The authors aim to explain the workings of Deep Learning to readers who may not have the mathematical sophistication necessary to read the existing literature on the subject. Unlike other books in the field, this book makes very few assumptions about background knowledge (high-school mathematics and familiarity with programming). The authors use a layered approach to construct advanced concepts from first principles using really small (“little”) programs that build on one another. This is one of the things that makes this book unique.
The other is that it introduces these ideas using a conversational style in Question/Answer format that is characteristic of the other books in the Little series. The conversational style puts the reader at ease and enables the introduction of ideas in frame-by-frame manner as opposed to being hit with a wall of text.
It is (of course!) written using elementary Scheme and the code will be released as a Racket package.
VERY excited to read this—I’ve wanted something like this for a long time. If you want an early reader with a mind unspoiled by any particular intelligence or preexisting deep understanding of the domain, I offer up mine.
Laurent, our ToC by itself is a bit cryptic, but should give you some idea. The sequencing goes like this: Minimal Scheme Intro for those who don't know it; Minimal machine learning by hand; Tensors; Operator extension; Gradient descent; Stochastic Gradient descent and variations; Neurons + Universal approximation; Structuring Neural networks; Classification using dense layers; Signals; Convolutional layers; and two appendices that are entirely dedicated to Automatic Differentiation.
So now, the hard part: whom to order it from? The vendors listed on the MIT Press website are ... heavily british? They list amazon.co.uk, Blackwells, Bookshop.org, Foyles, Hive, and Waterstones. Any opinions? Um, aside from "not Amazon", which is pretty much my first and only criterion?
Oh! A little investigation suggests that bookshop.org is more or less exactly what small-business zealots like me are looking for. As a side note, it's absolutely tragic that there isn't a single independent new-book dealer in this town of 54K people.
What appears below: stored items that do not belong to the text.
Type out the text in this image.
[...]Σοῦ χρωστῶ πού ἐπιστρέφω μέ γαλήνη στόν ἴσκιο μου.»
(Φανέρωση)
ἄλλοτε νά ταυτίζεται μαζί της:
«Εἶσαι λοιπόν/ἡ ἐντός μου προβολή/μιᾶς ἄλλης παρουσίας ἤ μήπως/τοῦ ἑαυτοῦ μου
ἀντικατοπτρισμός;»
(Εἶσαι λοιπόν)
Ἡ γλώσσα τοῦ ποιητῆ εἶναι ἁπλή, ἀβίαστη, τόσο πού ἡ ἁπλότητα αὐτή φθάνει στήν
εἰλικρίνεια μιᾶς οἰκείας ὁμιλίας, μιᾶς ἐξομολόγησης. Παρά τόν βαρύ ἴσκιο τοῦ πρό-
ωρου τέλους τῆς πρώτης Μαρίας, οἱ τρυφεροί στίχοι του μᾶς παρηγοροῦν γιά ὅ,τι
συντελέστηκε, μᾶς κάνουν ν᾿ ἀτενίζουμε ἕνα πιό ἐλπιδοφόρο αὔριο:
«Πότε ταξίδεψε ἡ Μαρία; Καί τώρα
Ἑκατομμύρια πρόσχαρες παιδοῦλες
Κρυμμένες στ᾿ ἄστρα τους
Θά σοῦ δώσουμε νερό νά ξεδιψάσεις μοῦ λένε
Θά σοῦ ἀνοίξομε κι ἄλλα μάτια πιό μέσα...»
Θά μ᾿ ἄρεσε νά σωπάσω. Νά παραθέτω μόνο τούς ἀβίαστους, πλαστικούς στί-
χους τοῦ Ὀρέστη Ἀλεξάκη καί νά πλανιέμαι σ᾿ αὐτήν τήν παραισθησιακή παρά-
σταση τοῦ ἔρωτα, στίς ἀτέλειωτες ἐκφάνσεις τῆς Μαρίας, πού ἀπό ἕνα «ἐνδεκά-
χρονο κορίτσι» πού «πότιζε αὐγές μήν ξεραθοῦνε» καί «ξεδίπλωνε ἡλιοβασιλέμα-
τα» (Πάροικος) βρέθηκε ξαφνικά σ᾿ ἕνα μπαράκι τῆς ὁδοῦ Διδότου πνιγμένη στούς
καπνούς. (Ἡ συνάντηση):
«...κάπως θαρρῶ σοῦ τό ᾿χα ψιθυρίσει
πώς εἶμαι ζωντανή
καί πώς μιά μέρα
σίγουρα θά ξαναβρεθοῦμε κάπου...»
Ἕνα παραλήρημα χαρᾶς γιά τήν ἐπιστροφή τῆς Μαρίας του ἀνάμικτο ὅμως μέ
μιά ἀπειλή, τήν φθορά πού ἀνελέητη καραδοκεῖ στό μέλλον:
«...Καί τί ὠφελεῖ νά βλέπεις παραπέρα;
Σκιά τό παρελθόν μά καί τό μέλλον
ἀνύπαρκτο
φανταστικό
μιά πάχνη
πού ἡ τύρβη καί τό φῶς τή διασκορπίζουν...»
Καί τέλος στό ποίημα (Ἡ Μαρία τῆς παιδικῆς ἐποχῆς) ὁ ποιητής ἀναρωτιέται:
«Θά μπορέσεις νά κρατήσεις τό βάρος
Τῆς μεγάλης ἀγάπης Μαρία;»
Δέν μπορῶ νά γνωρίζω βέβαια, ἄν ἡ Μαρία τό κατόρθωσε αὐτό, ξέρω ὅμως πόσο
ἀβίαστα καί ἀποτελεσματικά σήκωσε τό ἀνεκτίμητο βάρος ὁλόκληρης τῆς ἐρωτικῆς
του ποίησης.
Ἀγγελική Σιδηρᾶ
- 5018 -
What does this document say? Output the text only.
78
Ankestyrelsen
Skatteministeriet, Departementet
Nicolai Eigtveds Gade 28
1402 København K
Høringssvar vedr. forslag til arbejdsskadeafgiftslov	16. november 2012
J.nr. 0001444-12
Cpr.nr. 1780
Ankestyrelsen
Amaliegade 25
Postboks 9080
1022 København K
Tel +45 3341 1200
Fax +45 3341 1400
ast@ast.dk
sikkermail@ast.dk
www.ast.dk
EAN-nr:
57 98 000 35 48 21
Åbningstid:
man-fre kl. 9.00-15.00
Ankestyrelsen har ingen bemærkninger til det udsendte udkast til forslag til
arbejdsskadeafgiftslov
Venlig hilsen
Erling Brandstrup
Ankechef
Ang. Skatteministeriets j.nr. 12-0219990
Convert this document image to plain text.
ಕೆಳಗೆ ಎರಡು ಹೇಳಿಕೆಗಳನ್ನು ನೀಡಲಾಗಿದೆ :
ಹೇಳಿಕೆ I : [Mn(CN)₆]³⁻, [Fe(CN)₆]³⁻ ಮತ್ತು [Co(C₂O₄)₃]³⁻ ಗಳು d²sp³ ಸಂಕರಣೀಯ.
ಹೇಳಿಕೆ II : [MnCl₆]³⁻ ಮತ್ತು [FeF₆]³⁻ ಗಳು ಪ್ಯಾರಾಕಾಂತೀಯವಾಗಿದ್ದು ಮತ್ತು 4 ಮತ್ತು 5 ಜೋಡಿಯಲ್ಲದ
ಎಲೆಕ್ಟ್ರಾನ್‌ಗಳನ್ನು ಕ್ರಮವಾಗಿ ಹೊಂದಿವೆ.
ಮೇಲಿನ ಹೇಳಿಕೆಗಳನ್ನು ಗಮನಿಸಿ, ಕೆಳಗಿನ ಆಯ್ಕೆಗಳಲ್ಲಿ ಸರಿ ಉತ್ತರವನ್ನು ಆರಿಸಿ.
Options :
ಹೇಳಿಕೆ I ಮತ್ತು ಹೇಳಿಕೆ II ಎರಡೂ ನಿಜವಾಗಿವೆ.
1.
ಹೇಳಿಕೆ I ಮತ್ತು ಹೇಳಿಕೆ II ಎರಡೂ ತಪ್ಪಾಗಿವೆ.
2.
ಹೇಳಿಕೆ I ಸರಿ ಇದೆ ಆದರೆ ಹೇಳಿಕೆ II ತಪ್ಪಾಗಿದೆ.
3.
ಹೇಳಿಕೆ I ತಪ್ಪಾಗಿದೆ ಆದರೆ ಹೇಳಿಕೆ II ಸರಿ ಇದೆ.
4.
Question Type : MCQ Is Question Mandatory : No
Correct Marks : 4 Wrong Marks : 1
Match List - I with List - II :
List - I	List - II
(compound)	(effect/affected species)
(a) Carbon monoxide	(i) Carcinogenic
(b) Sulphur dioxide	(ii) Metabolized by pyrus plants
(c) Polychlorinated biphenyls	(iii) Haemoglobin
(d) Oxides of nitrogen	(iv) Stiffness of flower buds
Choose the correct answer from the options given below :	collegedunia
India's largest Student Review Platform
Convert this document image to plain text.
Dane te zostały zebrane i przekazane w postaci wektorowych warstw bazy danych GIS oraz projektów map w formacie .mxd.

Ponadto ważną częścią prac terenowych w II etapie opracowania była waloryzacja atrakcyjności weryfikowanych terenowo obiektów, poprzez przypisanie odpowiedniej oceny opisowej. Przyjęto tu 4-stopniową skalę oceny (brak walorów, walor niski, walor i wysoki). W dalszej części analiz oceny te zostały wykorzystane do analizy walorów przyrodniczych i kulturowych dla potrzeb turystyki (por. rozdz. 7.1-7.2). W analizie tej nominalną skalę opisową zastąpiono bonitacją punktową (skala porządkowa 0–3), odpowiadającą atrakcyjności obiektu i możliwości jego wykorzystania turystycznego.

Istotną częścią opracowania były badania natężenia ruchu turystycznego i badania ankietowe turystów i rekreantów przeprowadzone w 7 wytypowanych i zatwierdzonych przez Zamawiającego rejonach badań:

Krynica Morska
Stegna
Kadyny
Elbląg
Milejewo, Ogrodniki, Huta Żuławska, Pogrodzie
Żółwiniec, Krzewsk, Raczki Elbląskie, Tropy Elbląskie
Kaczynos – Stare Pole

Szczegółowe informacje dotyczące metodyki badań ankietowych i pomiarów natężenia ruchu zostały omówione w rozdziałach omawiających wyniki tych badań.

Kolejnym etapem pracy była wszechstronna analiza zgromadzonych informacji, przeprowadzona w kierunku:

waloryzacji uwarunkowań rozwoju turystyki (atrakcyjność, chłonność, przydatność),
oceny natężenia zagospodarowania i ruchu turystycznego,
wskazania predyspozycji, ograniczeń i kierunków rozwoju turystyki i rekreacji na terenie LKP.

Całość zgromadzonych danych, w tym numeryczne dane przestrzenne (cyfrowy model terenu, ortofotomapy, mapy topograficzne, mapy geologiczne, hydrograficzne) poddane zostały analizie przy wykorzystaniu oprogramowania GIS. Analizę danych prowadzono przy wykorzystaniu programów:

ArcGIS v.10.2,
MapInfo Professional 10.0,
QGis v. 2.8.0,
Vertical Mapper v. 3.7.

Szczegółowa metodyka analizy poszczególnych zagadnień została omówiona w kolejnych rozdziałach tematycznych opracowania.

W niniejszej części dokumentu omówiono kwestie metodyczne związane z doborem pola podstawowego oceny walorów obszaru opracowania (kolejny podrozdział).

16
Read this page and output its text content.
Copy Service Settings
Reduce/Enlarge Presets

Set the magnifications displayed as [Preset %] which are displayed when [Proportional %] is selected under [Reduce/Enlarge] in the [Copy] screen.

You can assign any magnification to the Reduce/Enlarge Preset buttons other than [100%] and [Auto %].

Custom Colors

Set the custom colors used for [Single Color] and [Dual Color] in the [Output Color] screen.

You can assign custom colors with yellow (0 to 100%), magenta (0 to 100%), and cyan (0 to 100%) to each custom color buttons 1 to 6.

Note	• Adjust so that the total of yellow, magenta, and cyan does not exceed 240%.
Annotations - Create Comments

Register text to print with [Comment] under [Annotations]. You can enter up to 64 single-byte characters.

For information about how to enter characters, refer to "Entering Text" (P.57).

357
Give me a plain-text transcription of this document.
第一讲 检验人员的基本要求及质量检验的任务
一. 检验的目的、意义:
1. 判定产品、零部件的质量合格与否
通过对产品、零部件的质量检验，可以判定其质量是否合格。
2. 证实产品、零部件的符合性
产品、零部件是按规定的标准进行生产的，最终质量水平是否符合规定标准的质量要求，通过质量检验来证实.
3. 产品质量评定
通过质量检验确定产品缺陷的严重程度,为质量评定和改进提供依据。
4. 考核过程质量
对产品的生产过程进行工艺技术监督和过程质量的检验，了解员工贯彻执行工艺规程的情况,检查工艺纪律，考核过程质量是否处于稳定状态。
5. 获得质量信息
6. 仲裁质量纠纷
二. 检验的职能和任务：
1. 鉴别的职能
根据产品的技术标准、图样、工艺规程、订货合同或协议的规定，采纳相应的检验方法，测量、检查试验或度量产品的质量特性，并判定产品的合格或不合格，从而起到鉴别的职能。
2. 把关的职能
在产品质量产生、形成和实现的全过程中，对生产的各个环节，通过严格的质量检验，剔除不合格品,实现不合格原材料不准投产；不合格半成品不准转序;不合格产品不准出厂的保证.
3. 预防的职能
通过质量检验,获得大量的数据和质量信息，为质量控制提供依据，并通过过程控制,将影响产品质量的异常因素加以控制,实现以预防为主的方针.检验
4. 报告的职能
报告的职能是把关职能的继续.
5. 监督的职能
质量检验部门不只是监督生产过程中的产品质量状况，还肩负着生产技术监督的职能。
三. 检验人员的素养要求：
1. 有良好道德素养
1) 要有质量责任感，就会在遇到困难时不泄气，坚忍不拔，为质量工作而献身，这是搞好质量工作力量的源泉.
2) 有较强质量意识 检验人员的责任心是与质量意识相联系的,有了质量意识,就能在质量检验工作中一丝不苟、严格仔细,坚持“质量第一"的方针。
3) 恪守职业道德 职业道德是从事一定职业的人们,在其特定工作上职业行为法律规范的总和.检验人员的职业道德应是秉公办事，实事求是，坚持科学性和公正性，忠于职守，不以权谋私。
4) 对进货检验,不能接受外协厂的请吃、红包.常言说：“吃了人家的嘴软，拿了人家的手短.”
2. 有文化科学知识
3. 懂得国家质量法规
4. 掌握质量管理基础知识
If you are affiliated with a educational institution with a library ask if they can purchase it for you - it doesn’t matter if your are staff or student. This may also work for community libraries.
I'll put in a plug for the Seminary Co-op, "the country’s first not-for-profit bookstores whose mission is bookselling." It's on special order right now (which only adds a few days), but they're very likely to stock it if people order it. (They have actual human booksellers empowered to make decisions about books that seem interesting.)
I pre-ordered the book a couple months ago on Amazon.de. I got a pleasant surprise a few days ago when they charged my credit card, which they do only when they ship the book. Very much looking forward to diving in!